Es folgte eine steigende Kommerzialisierung. Das ging soweit, dass ihre Begründerin, die Methodistin Anna Marie Jarvis, schließlich erfolglos dafür eintrat, diesen Feiertag wieder abzuschaffen.
In Deutschland haben die Nationalsozialisten daraus einen „Gedenk- und Ehrentag der deutschen Mütter“ gemacht und „Mütterweihen“ eingeführt, die am 3. Maisonntag 10 Uhr früh in betonter Konkurrenz zu den christlichen Gottesdiensten durchgeführt wurden.
Heute ist es der Tag, an dem der Blumenhandel seinen größten Umsatz im Jahr erzielt, noch vor dem Valentinstag.
Vor allem aber stellt sich die Frage, was mit den Frauen ist, die nicht Mutter geworden sind? Die Frage nach der Rolle, den Rechten und der realen Stellung der Frau in der Gesellschaft ist bis heute nicht ausreichend beantwortet – bei uns nicht, von den muslimisch geprägten Gesellschaften ganz zu schweigen.
Hat die Bibel und hat unser Glaube eine Antwort darauf?

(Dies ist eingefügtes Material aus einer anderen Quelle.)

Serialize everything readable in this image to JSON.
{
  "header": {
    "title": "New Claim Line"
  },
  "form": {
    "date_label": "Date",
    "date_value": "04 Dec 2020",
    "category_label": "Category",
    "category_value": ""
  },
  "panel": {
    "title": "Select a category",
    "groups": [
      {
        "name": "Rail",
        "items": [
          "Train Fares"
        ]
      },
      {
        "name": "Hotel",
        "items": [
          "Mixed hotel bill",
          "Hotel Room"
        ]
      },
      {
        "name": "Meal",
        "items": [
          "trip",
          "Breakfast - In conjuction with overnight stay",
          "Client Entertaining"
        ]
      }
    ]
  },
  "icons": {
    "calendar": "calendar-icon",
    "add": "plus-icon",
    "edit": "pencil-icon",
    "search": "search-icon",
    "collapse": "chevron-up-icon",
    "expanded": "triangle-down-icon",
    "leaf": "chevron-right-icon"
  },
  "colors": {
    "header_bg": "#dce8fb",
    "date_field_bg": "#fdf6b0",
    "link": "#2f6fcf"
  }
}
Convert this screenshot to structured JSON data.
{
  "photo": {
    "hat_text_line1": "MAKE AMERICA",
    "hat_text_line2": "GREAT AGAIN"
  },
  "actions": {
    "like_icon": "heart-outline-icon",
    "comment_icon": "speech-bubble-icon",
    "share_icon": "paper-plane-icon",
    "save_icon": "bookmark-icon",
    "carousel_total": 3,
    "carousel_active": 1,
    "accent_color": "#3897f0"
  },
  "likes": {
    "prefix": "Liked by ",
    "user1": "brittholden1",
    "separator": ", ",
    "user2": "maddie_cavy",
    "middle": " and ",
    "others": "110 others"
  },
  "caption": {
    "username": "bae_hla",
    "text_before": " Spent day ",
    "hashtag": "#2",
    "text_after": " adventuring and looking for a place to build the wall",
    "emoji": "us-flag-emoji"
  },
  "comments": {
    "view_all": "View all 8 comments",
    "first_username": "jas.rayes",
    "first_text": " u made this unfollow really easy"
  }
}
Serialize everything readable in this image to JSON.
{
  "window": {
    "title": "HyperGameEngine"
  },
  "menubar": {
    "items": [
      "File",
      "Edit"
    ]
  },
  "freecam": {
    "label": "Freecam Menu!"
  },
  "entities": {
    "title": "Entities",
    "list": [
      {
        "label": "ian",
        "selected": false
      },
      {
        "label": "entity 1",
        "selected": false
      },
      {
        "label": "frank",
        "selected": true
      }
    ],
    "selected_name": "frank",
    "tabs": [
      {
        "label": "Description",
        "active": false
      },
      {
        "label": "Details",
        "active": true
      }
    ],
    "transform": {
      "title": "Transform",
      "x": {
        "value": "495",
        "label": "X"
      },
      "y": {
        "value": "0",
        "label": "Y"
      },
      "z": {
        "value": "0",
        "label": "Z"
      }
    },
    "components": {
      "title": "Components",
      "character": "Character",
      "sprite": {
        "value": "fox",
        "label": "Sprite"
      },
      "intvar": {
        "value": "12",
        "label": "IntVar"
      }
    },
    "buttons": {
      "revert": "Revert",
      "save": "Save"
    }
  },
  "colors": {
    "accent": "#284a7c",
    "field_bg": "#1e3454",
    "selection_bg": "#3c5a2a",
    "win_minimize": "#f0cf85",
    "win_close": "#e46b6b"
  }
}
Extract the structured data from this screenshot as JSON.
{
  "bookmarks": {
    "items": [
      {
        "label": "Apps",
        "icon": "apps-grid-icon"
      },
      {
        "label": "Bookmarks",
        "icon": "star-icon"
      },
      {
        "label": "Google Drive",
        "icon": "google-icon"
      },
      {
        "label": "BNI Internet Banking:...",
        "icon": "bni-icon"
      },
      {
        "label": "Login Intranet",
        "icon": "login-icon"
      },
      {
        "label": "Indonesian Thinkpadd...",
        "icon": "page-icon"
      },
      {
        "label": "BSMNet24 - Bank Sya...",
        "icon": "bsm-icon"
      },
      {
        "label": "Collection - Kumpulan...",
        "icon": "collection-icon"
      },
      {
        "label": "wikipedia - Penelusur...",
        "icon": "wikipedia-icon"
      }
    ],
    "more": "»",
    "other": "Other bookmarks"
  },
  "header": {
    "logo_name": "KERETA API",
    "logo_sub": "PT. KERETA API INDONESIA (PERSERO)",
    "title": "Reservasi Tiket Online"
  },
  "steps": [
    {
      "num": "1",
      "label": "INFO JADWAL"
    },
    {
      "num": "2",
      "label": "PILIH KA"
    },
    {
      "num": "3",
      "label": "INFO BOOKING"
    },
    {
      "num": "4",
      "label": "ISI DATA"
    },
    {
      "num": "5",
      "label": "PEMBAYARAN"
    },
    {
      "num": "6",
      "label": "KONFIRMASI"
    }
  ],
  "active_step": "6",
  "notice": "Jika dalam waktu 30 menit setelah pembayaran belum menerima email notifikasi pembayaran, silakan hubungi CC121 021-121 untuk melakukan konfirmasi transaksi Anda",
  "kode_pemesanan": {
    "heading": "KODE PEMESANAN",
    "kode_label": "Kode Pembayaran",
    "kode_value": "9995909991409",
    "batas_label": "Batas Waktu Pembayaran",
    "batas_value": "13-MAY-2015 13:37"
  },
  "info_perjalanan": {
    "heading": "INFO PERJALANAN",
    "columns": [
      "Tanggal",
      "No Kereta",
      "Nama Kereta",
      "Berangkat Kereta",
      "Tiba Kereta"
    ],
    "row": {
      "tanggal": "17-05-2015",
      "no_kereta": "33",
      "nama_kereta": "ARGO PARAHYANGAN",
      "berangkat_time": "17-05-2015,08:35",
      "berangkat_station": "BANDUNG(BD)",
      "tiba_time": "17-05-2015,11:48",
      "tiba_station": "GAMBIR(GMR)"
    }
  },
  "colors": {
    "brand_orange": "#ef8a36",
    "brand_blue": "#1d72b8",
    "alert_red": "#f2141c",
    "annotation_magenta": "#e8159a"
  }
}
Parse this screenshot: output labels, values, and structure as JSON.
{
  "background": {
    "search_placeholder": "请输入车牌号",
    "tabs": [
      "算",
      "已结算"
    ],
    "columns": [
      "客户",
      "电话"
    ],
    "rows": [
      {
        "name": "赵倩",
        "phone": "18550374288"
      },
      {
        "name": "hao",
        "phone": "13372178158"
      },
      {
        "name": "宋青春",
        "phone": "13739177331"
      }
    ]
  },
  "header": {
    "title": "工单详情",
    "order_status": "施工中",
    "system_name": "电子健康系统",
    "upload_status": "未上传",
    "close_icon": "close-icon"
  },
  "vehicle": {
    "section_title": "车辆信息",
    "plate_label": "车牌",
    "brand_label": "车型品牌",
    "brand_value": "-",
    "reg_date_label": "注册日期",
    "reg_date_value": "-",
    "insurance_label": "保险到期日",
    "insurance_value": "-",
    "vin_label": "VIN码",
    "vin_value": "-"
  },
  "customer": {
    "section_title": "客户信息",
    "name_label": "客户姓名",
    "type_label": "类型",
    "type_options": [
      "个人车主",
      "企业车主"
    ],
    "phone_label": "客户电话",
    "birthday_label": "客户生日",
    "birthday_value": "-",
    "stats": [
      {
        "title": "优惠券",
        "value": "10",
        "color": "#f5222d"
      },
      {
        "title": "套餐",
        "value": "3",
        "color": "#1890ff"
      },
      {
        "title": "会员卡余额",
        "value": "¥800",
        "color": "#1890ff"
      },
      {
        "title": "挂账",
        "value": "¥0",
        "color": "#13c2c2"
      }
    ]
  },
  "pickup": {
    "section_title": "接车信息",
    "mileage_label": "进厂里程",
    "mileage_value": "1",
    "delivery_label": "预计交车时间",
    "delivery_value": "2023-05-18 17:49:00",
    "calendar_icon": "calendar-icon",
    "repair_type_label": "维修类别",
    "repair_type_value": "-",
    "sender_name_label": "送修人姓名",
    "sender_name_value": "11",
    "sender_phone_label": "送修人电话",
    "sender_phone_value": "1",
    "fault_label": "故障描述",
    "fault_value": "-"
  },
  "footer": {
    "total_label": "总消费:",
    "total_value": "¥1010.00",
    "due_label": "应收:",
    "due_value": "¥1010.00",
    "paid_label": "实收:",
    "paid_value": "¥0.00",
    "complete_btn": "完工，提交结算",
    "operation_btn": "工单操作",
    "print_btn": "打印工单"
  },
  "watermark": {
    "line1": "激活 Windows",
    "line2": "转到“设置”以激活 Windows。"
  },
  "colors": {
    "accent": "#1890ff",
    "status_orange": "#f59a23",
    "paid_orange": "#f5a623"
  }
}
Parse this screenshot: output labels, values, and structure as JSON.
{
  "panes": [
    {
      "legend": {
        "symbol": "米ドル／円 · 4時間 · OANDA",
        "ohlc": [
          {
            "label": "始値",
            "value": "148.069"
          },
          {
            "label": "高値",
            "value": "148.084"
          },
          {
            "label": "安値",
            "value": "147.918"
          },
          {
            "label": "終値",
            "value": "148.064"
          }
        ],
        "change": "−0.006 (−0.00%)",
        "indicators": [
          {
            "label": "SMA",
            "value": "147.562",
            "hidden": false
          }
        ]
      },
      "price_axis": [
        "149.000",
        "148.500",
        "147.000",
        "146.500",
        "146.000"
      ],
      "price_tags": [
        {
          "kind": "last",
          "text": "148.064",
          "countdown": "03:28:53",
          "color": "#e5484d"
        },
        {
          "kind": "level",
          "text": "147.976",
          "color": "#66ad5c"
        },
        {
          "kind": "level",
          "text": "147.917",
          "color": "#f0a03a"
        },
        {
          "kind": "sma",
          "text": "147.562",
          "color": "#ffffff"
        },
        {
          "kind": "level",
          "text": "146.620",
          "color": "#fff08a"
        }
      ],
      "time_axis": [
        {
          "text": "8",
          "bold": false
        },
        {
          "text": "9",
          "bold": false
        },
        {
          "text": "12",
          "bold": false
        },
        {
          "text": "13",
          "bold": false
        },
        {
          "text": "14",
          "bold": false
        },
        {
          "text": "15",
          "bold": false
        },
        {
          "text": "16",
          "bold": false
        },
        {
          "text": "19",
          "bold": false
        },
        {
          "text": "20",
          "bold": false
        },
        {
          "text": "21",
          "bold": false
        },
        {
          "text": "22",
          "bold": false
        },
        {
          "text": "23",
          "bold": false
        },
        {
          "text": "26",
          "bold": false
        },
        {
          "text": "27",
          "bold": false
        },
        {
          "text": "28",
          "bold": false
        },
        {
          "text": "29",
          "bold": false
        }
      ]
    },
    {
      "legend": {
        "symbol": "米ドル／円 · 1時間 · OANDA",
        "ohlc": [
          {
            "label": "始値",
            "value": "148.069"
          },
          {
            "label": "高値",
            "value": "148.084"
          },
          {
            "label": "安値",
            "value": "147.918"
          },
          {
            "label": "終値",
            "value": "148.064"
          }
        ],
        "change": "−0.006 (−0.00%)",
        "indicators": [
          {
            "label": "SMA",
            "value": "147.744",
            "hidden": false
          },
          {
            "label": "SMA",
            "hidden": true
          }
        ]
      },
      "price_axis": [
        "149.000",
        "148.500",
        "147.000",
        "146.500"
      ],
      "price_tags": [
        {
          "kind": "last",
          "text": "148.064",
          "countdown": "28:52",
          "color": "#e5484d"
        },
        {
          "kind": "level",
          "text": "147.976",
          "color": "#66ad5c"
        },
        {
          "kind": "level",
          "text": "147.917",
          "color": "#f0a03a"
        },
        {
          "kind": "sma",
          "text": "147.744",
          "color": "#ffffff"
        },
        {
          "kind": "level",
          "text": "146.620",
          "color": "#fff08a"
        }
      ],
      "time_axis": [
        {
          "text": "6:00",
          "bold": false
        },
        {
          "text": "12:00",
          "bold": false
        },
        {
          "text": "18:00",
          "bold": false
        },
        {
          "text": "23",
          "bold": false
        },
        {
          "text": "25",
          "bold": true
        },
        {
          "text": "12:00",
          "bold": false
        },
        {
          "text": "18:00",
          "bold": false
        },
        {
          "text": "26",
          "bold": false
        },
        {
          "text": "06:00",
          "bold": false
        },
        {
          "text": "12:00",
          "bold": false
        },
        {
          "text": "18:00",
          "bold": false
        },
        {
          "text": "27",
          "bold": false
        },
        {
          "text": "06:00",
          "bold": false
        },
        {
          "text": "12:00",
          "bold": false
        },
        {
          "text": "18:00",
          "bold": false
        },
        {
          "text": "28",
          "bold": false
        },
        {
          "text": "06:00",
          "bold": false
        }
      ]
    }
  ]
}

Die dritte Frage begegnet uns im Evangelium dieses Sonntags: Sie gilt der Rolle und Stellung der Christen in der Gesellschaft.
In der Bergpredigt hatte Jesus seinen Jüngern im unmittelbaren Anschluss an die Seligpreisungen gesagt: Ihr seid das Salz der Erde. Ihr seid das Licht der Welt.
Heute haben wir im Evangelium gehört, dass er ihnen bei seinem Abschied schwere Zeiten ankündigt, in denen sie verfolgt und sogar um ihres Glaubens willen getötet werden.
Diese Erfahrung zieht sich von den ersten Christenverfolgungen im römischen Reich bis in unsere Gegenwart. Im Nahen Osten ist das auch heute noch eine traurige Realität.
Ist Religion doch keine Privatsache? Diese Frage ist auch bei uns wieder heftig umstritten. Viele Menschen sind misstrauisch gegen jede Art von Religion geworden. Sie wissen oft sehr wenig darüber und wollen häufig auch gar nicht mehr darüber wissen.
Und wir Christen finden uns immer wieder in einer Spannung vor: Wann und wo sollen wir unseren Glauben auch gegen eine gesellschaftliche Mehrheit zur Sprache bringen? Und wann und wo sollen wir uns besser anpassen oder auf unseren eigenen Bereich beschränken?
Hat die Bibel und hat unser Glaube eine Antwort darauf?

Liebe Gemeinde,
diese drei Fragen, die sich uns an diesem Sonntag stellen, beinhalten sehr viel mehr, als in  einem Gottesdienst behandelt werden kann. Es sind Fragen, die unser Leben und unseren Glauben in Spannung versetzen. Deshalb gehören sie trotzdem in den Gottesdienst.
Natürlich hat die Bibel nicht auf alles eine detaillierte Antwort. Wie sollte sie auch, da sie doch vor 2000 Jahren geschrieben wurde!
Sie ist kein Rezeptbuch für das Leben. Sie ist viel mehr! Die Bibel ist ein Kompass.
Ein Kompass zeigt die Richtung an und stellt uns gleichzeitig vor die Aufgabe, den Weg im Gelände selbst zu suchen.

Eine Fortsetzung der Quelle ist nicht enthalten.